In our age… men seem more than ever prone to confuse wisdom with knowledge, and knowledge with information, and to try to solve problems of life in terms of engineering.
~ T. S. Eliot
One of the four classical virtues, wisdom, or prudence, is arguably fundamental to the proper application of the others. For instance, as was discussed yesterday, courage without wisdom is often folly and may even create great harm.
Plato argued that the separate virtues cannot exist independently, but his evidence offers wisdom as the central virtue upon which the others depend. Prudence was considered by the ancient Greeks and later on by early Christian philosophers to be the cause, measure and form of all virtues, the auriga virtutum or the charioteer of the virtues.
The word comes from Old French prudence (13th century), which, in turn is a contracted form of the Latin providentia, meaning foresight and sagacity. This virtue is interchangeably known as Wisdom, Insight, and Knowledge. In its classical form, it is the ability to judge if actions are virtuous or vicious, not only in general, but within a given context or situation.
In modern English usage, the word “prudence,” has changed somewhat to mean the reluctance to take risks, or even over-cautiousness, making it less of a virtue and more of a vice.

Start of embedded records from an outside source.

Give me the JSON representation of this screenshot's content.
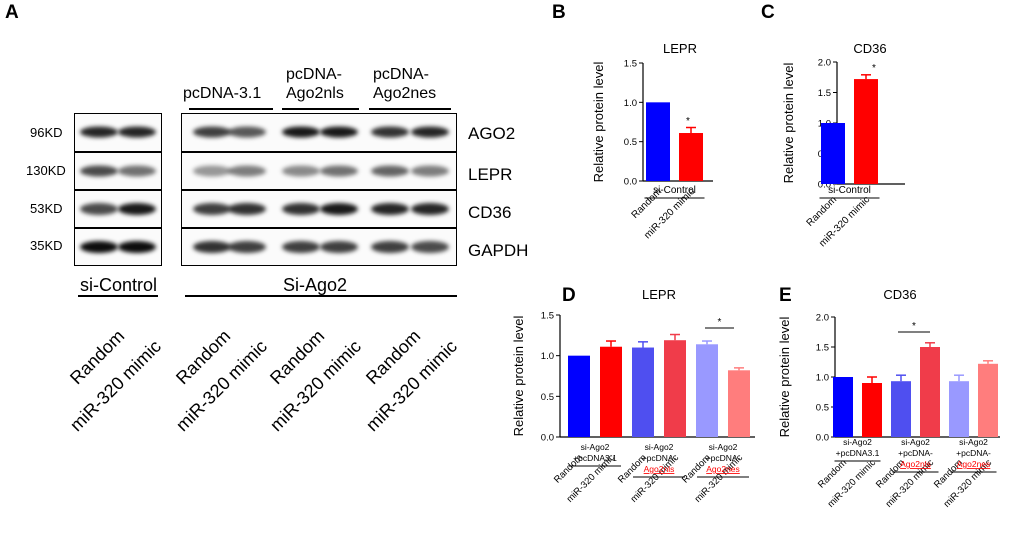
{
  "panel_letters": [
    "A",
    "B",
    "C",
    "D",
    "E"
  ],
  "blot": {
    "mw_markers": [
      "96KD",
      "130KD",
      "53KD",
      "35KD"
    ],
    "proteins": [
      "AGO2",
      "LEPR",
      "CD36",
      "GAPDH"
    ],
    "groups": [
      "pcDNA-3.1",
      "pcDNA-\nAgo2nls",
      "pcDNA-\nAgo2nes"
    ],
    "conditions": [
      "si-Control",
      "Si-Ago2"
    ],
    "lane_labels": [
      "Random",
      "miR-320 mimic",
      "Random",
      "miR-320 mimic",
      "Random",
      "miR-320 mimic",
      "Random",
      "miR-320 mimic"
    ],
    "band_intensity": {
      "AGO2": [
        0.85,
        0.85,
        0.75,
        0.65,
        0.9,
        0.9,
        0.8,
        0.85
      ],
      "LEPR": [
        0.7,
        0.55,
        0.4,
        0.5,
        0.45,
        0.55,
        0.6,
        0.5
      ],
      "CD36": [
        0.7,
        0.9,
        0.75,
        0.8,
        0.8,
        0.9,
        0.85,
        0.85
      ],
      "GAPDH": [
        0.95,
        0.95,
        0.8,
        0.75,
        0.75,
        0.75,
        0.75,
        0.7
      ]
    }
  },
  "chart_data": [
    {
      "id": "B",
      "type": "bar",
      "title": "LEPR",
      "ylabel": "Relative protein level",
      "ylim": [
        0,
        1.5
      ],
      "yticks": [
        "0.0",
        "0.5",
        "1.0",
        "1.5"
      ],
      "categories": [
        "Random",
        "miR-320 mimic"
      ],
      "values": [
        1.0,
        0.61
      ],
      "errors": [
        0,
        0.07
      ],
      "colors": [
        "#0000ff",
        "#ff0000"
      ],
      "group_labels": [
        "si-Control"
      ],
      "significance": [
        "*"
      ]
    },
    {
      "id": "C",
      "type": "bar",
      "title": "CD36",
      "ylabel": "Relative protein level",
      "ylim": [
        0,
        2.0
      ],
      "yticks": [
        "0.0",
        "0.5",
        "1.0",
        "1.5",
        "2.0"
      ],
      "categories": [
        "Random",
        "miR-320 mimic"
      ],
      "values": [
        1.0,
        1.72
      ],
      "errors": [
        0,
        0.07
      ],
      "colors": [
        "#0000ff",
        "#ff0000"
      ],
      "group_labels": [
        "si-Control"
      ],
      "significance": [
        "*"
      ]
    },
    {
      "id": "D",
      "type": "bar",
      "title": "LEPR",
      "ylabel": "Relative protein level",
      "ylim": [
        0,
        1.5
      ],
      "yticks": [
        "0.0",
        "0.5",
        "1.0",
        "1.5"
      ],
      "categories": [
        "Random",
        "miR-320 mimic",
        "Random",
        "miR-320 mimic",
        "Random",
        "miR-320 mimic"
      ],
      "values": [
        1.0,
        1.11,
        1.1,
        1.19,
        1.14,
        0.82
      ],
      "errors": [
        0,
        0.07,
        0.07,
        0.07,
        0.04,
        0.03
      ],
      "colors": [
        "#0000ff",
        "#ff0000",
        "#4f4ff0",
        "#f03c4a",
        "#9999ff",
        "#ff7d7d"
      ],
      "group_labels": [
        "si-Ago2\n+pcDNA3.1",
        "si-Ago2\n+pcDNA-\nAgo2nls",
        "si-Ago2\n+pcDNA-\nAgo2nes"
      ],
      "highlight_color": "#ff0000",
      "significance": [
        "*"
      ]
    },
    {
      "id": "E",
      "type": "bar",
      "title": "CD36",
      "ylabel": "Relative protein level",
      "ylim": [
        0,
        2.0
      ],
      "yticks": [
        "0.0",
        "0.5",
        "1.0",
        "1.5",
        "2.0"
      ],
      "categories": [
        "Random",
        "miR-320 mimic",
        "Random",
        "miR-320 mimic",
        "Random",
        "miR-320 mimic"
      ],
      "values": [
        1.0,
        0.9,
        0.93,
        1.5,
        0.93,
        1.22
      ],
      "errors": [
        0,
        0.1,
        0.1,
        0.07,
        0.1,
        0.05
      ],
      "colors": [
        "#0000ff",
        "#ff0000",
        "#4f4ff0",
        "#f03c4a",
        "#9999ff",
        "#ff7d7d"
      ],
      "group_labels": [
        "si-Ago2\n+pcDNA3.1",
        "si-Ago2\n+pcDNA-\nAgo2nls",
        "si-Ago2\n+pcDNA-\nAgo2nes"
      ],
      "highlight_color": "#ff0000",
      "significance": [
        "*"
      ]
    }
  ]
}
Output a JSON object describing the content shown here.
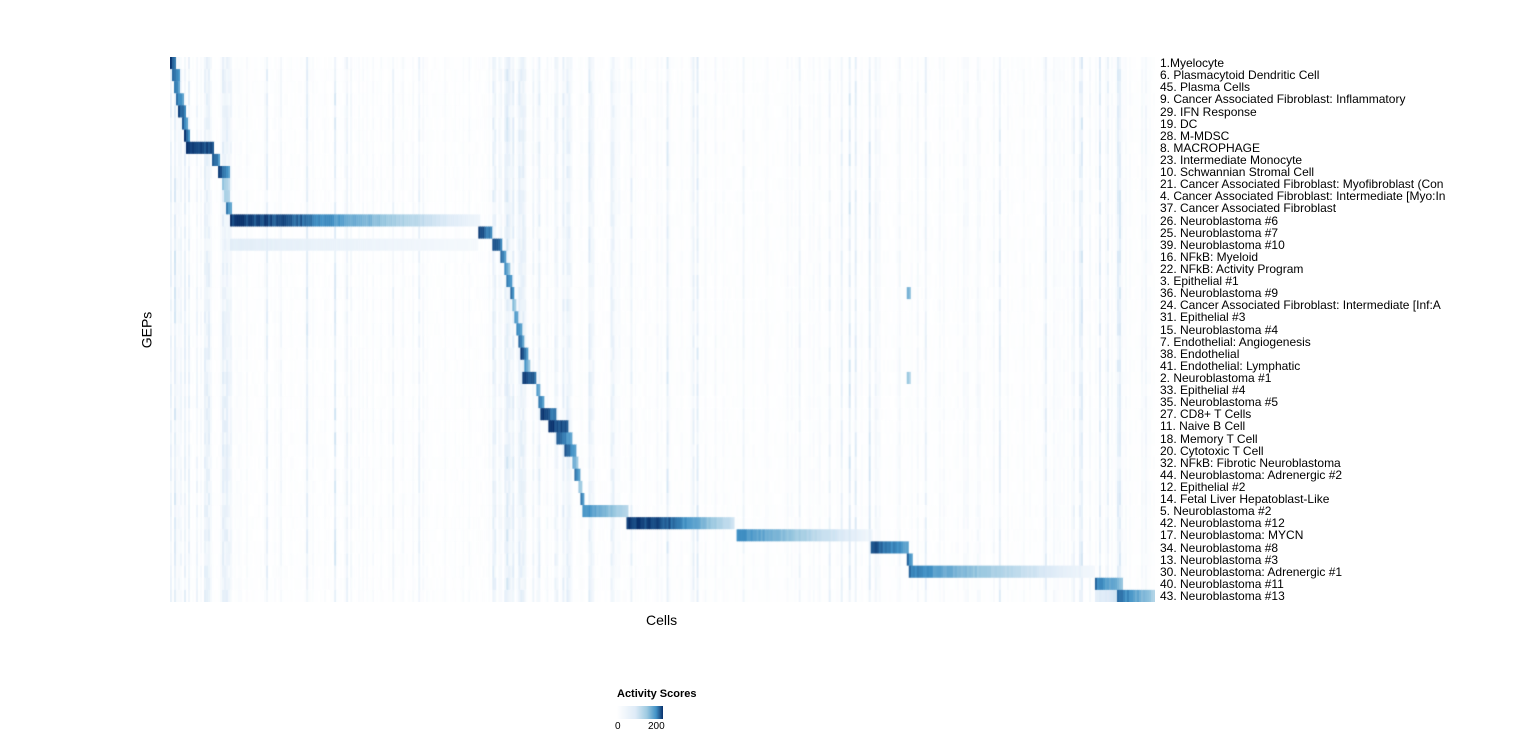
{
  "chart_data": {
    "type": "heatmap",
    "title": "",
    "xlabel": "Cells",
    "ylabel": "GEPs",
    "legend": {
      "title": "Activity Scores",
      "min_label": "0",
      "max_label": "200",
      "min": 0,
      "max": 200,
      "colormap": [
        "#ffffff",
        "#deebf7",
        "#9ecae1",
        "#4292c6",
        "#08306b"
      ]
    },
    "grid": false,
    "x_axis_ticks": [],
    "y_axis_ticks": [],
    "rows": [
      {
        "label": "1.Myelocyte",
        "segments": [
          [
            0.0,
            0.007,
            1.0,
            0.75
          ]
        ]
      },
      {
        "label": "6. Plasmacytoid Dendritic Cell",
        "segments": [
          [
            0.002,
            0.01,
            0.95,
            0.7
          ]
        ]
      },
      {
        "label": "45. Plasma Cells",
        "segments": [
          [
            0.005,
            0.011,
            0.85,
            0.6
          ]
        ]
      },
      {
        "label": "9. Cancer Associated Fibroblast: Inflammatory",
        "segments": [
          [
            0.007,
            0.014,
            0.9,
            0.65
          ]
        ]
      },
      {
        "label": "29. IFN Response",
        "segments": [
          [
            0.009,
            0.017,
            1.0,
            0.7
          ]
        ]
      },
      {
        "label": "19. DC",
        "segments": [
          [
            0.012,
            0.019,
            0.9,
            0.65
          ]
        ]
      },
      {
        "label": "28. M-MDSC",
        "segments": [
          [
            0.014,
            0.021,
            1.0,
            0.75
          ]
        ]
      },
      {
        "label": "8. MACROPHAGE",
        "segments": [
          [
            0.016,
            0.044,
            1.0,
            0.92
          ]
        ]
      },
      {
        "label": "23. Intermediate Monocyte",
        "segments": [
          [
            0.043,
            0.051,
            0.95,
            0.7
          ]
        ]
      },
      {
        "label": "10. Schwannian Stromal Cell",
        "segments": [
          [
            0.049,
            0.061,
            1.0,
            0.7
          ]
        ]
      },
      {
        "label": "21. Cancer Associated Fibroblast: Myofibroblast (Con",
        "segments": [
          [
            0.053,
            0.06,
            0.55,
            0.4
          ]
        ]
      },
      {
        "label": "4. Cancer Associated Fibroblast: Intermediate [Myo:In",
        "segments": [
          [
            0.055,
            0.061,
            0.5,
            0.4
          ]
        ]
      },
      {
        "label": "37. Cancer Associated Fibroblast",
        "segments": [
          [
            0.057,
            0.063,
            0.85,
            0.6
          ]
        ]
      },
      {
        "label": "26. Neuroblastoma #6",
        "segments": [
          [
            0.06,
            0.13,
            1.0,
            0.9
          ],
          [
            0.13,
            0.315,
            0.9,
            0.12
          ]
        ]
      },
      {
        "label": "25. Neuroblastoma #7",
        "segments": [
          [
            0.313,
            0.328,
            1.0,
            0.75
          ]
        ]
      },
      {
        "label": "39. Neuroblastoma #10",
        "segments": [
          [
            0.06,
            0.313,
            0.22,
            0.08
          ],
          [
            0.328,
            0.338,
            1.0,
            0.75
          ]
        ]
      },
      {
        "label": "16. NFkB: Myeloid",
        "segments": [
          [
            0.336,
            0.342,
            0.9,
            0.65
          ]
        ]
      },
      {
        "label": "22. NFkB: Activity Program",
        "segments": [
          [
            0.339,
            0.345,
            0.8,
            0.55
          ]
        ]
      },
      {
        "label": "3. Epithelial #1",
        "segments": [
          [
            0.342,
            0.348,
            0.9,
            0.65
          ]
        ]
      },
      {
        "label": "36. Neuroblastoma #9",
        "segments": [
          [
            0.345,
            0.35,
            0.9,
            0.65
          ],
          [
            0.748,
            0.753,
            0.7,
            0.5
          ]
        ]
      },
      {
        "label": "24. Cancer Associated Fibroblast: Intermediate [Inf:A",
        "segments": [
          [
            0.347,
            0.352,
            0.6,
            0.45
          ]
        ]
      },
      {
        "label": "31. Epithelial #3",
        "segments": [
          [
            0.349,
            0.354,
            0.8,
            0.6
          ]
        ]
      },
      {
        "label": "15. Neuroblastoma #4",
        "segments": [
          [
            0.351,
            0.357,
            0.9,
            0.65
          ]
        ]
      },
      {
        "label": "7. Endothelial: Angiogenesis",
        "segments": [
          [
            0.354,
            0.36,
            0.9,
            0.65
          ]
        ]
      },
      {
        "label": "38. Endothelial",
        "segments": [
          [
            0.356,
            0.363,
            1.0,
            0.75
          ]
        ]
      },
      {
        "label": "41. Endothelial: Lymphatic",
        "segments": [
          [
            0.36,
            0.365,
            0.8,
            0.55
          ]
        ]
      },
      {
        "label": "2. Neuroblastoma #1",
        "segments": [
          [
            0.358,
            0.372,
            1.0,
            0.85
          ],
          [
            0.748,
            0.752,
            0.6,
            0.4
          ]
        ]
      },
      {
        "label": "33. Epithelial #4",
        "segments": [
          [
            0.371,
            0.377,
            0.8,
            0.55
          ]
        ]
      },
      {
        "label": "35. Neuroblastoma #5",
        "segments": [
          [
            0.374,
            0.381,
            0.9,
            0.65
          ]
        ]
      },
      {
        "label": "27. CD8+ T Cells",
        "segments": [
          [
            0.377,
            0.392,
            1.0,
            0.8
          ]
        ]
      },
      {
        "label": "11. Naive B Cell",
        "segments": [
          [
            0.385,
            0.405,
            1.0,
            0.9
          ]
        ]
      },
      {
        "label": "18. Memory T Cell",
        "segments": [
          [
            0.392,
            0.408,
            0.9,
            0.7
          ]
        ]
      },
      {
        "label": "20. Cytotoxic T Cell",
        "segments": [
          [
            0.401,
            0.413,
            0.9,
            0.7
          ]
        ]
      },
      {
        "label": "32. NFkB: Fibrotic Neuroblastoma",
        "segments": [
          [
            0.408,
            0.415,
            0.7,
            0.5
          ]
        ]
      },
      {
        "label": "44. Neuroblastoma: Adrenergic #2",
        "segments": [
          [
            0.411,
            0.417,
            0.9,
            0.65
          ]
        ]
      },
      {
        "label": "12. Epithelial #2",
        "segments": [
          [
            0.414,
            0.419,
            0.6,
            0.45
          ]
        ]
      },
      {
        "label": "14. Fetal Liver Hepatoblast-Like",
        "segments": [
          [
            0.416,
            0.421,
            0.9,
            0.65
          ]
        ]
      },
      {
        "label": "5. Neuroblastoma #2",
        "segments": [
          [
            0.418,
            0.465,
            0.8,
            0.4
          ]
        ]
      },
      {
        "label": "42. Neuroblastoma #12",
        "segments": [
          [
            0.464,
            0.505,
            1.0,
            0.92
          ],
          [
            0.505,
            0.574,
            0.92,
            0.3
          ]
        ]
      },
      {
        "label": "17. Neuroblastoma: MYCN",
        "segments": [
          [
            0.576,
            0.625,
            0.8,
            0.55
          ],
          [
            0.625,
            0.713,
            0.55,
            0.1
          ]
        ]
      },
      {
        "label": "34. Neuroblastoma #8",
        "segments": [
          [
            0.711,
            0.749,
            0.95,
            0.7
          ]
        ]
      },
      {
        "label": "13. Neuroblastoma #3",
        "segments": [
          [
            0.748,
            0.755,
            0.9,
            0.65
          ]
        ]
      },
      {
        "label": "30. Neuroblastoma: Adrenergic #1",
        "segments": [
          [
            0.75,
            0.8,
            0.85,
            0.6
          ],
          [
            0.8,
            0.94,
            0.6,
            0.08
          ]
        ]
      },
      {
        "label": "40. Neuroblastoma #11",
        "segments": [
          [
            0.939,
            0.967,
            0.85,
            0.55
          ]
        ]
      },
      {
        "label": "43. Neuroblastoma #13",
        "segments": [
          [
            0.94,
            0.962,
            0.2,
            0.3
          ],
          [
            0.961,
            1.0,
            0.9,
            0.45
          ]
        ]
      }
    ]
  }
}
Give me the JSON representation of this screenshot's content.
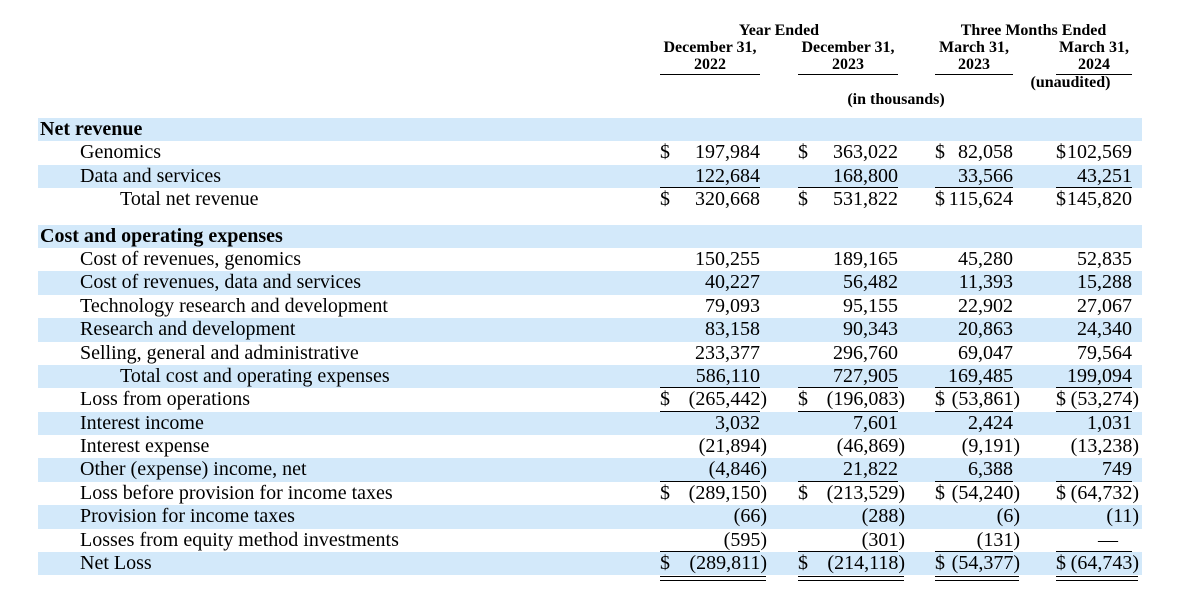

Although wisdom itself is not an action, it is the virtue by which actions are evaluated. Thus, to know if someone has the habitual behavior of wisdom, once would have to be observed exercising sound judgment consistently over time.
One view of wisdom is that it is the ability to gather to oneself personal knowledge and experience, to understand and use discretion, and to even have an intuitive understanding of matters. It is more, then, than simply knowledge and fact, although those do comprise it. It is the ability to extrapolate and project, based on those facts.
Furthermore, it is then the capacity to apply these qualities well, using them to find solutions to problems. In other words, it is the judicious and purposeful application of knowledge that is valued in society.
Who do you deem wise? Who do you know that has the virtue of foresight, understanding, discretion and even an intuitive understanding of things that are important, or good for those around them? In your own life, what experiences have brought you real wisdom?